Die Begriffe sexuelle Nötigung und Vergewaltigung sind im StGB klar definiert. Sexuelle Nötigung wird in § 177 StGB behandelt. Vergewaltigung wird als besonders schwerer Fall der sexuellen Nötigung in § 177 Absatz 4 StGB definiert. Beide Straftaten sind mit empfindlichen Strafen bedroht und betreffen erzwungene sexuelle Handlungen ohne Einwilligung des Opfers.

Sexuelle Nötigung bezieht sich auf den erzwungenen Geschlechtsverkehr oder sexuelle Handlungen ohne die Zustimmung der betroffenen Person. Dies kann durch Gewalt, Androhung von Gewalt, Erpressung oder das Ausnutzen einer schutzlosen Lage des Opfers geschehen. Die sexuelle Nötigung ist ein schwerwiegender Straftatbestand und wird in den meisten Rechtsordnungen als Vergewaltigung oder sexuelle Übergriffe betrachtet.

Sexueller Missbrauch

Sexueller Missbrauch ist ein breiterer Begriff, der verschiedene Formen sexueller Ausbeutung und Übergriffe umfassen kann.
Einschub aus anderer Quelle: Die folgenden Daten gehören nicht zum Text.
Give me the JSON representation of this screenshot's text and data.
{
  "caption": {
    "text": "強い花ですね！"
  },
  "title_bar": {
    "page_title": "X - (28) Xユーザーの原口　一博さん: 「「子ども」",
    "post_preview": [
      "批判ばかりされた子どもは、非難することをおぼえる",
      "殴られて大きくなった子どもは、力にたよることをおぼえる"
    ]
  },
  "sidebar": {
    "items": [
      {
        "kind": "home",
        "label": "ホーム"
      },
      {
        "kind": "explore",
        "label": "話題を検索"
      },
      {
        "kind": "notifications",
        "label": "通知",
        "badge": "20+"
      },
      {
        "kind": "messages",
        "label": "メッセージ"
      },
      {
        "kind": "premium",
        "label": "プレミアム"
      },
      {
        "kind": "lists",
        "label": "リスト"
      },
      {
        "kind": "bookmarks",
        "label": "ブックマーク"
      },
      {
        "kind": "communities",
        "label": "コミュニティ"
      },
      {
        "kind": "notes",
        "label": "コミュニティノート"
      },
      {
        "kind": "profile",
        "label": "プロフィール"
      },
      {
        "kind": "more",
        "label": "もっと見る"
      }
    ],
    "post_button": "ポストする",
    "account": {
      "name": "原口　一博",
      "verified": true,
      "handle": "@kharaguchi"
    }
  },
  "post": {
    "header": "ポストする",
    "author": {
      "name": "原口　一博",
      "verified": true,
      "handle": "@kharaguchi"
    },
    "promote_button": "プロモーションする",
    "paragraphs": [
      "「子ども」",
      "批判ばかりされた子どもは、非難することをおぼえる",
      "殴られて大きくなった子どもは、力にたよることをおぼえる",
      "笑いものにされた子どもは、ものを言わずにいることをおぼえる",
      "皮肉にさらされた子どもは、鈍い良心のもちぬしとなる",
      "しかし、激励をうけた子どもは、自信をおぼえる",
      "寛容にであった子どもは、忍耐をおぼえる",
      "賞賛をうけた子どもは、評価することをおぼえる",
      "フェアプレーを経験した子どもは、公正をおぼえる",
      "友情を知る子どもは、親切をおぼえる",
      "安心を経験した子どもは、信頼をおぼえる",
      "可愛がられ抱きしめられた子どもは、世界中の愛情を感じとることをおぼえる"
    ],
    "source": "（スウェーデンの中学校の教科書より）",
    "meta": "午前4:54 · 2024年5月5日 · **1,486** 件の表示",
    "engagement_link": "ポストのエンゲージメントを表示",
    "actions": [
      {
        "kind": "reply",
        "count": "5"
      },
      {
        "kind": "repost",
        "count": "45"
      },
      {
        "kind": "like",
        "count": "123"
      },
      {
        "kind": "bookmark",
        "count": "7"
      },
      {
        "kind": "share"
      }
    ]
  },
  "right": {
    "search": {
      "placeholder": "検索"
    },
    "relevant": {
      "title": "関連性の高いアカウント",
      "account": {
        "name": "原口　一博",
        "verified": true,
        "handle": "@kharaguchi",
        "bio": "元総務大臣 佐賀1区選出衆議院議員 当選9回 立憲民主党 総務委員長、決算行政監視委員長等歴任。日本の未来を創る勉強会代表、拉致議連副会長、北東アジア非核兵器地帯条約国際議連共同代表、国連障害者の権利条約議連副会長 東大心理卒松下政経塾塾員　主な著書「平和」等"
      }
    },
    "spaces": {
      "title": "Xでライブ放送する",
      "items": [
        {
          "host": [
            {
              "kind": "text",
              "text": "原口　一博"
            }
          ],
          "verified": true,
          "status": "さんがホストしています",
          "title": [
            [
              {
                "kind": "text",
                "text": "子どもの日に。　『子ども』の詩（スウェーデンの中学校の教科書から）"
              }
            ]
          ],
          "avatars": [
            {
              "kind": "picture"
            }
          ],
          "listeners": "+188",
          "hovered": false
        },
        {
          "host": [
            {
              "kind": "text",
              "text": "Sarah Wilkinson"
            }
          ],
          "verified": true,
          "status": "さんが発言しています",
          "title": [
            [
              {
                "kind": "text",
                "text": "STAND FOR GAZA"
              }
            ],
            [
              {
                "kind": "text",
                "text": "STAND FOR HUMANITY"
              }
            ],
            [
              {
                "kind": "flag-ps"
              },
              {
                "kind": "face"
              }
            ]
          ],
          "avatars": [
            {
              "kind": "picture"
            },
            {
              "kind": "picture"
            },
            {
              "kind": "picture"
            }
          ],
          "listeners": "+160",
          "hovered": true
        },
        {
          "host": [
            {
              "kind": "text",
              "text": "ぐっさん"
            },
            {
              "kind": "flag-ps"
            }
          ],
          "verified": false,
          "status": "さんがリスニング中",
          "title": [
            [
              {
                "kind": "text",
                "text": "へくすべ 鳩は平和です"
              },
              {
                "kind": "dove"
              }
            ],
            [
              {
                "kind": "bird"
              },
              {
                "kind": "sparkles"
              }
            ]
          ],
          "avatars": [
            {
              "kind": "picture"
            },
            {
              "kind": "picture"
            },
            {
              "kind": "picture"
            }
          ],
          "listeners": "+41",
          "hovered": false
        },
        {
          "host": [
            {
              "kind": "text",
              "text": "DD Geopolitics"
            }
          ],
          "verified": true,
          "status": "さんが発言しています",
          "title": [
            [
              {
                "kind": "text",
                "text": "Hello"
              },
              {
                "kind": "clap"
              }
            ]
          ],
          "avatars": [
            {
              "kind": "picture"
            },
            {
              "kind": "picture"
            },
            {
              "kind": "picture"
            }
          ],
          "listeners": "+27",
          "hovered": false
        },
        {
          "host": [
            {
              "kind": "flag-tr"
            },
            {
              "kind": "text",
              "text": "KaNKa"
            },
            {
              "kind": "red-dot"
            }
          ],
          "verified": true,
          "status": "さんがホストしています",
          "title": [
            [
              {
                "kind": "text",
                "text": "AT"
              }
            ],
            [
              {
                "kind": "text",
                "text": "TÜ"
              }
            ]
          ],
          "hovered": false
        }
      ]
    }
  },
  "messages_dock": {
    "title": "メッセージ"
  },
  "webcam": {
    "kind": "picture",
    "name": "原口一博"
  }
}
Dies schließt sexuellen Missbrauch von Kindern, Jugendlichen und schutzbedürftigen Erwachsenen ein. Sexueller Missbrauch kann auch sexuelle Handlungen umfassen, die ohne Einwilligung oder mit Einwilligung aufgrund von Täuschung, Zwang oder Manipulation ausgeführt werden. Die genauen Gesetze und Definitionen variieren, abhängig von Alter und Rechtsordnung, siehe ebenfalls § 177 StGB.

Sexuelle Gewalt

In Deutschland gibt es keinen speziellen Paragraphen im StGB, der den Begriff „sexuelle Gewalt“ explizit definiert. Stattdessen werden verschiedene Formen sexueller Gewalt unter anderen strafrechtlichen Bestimmungen, wie zum Beispiel sexueller Nötigung (§ 177 StGB) oder Vergewaltigung (ebenfalls § 177 StGB), behandelt.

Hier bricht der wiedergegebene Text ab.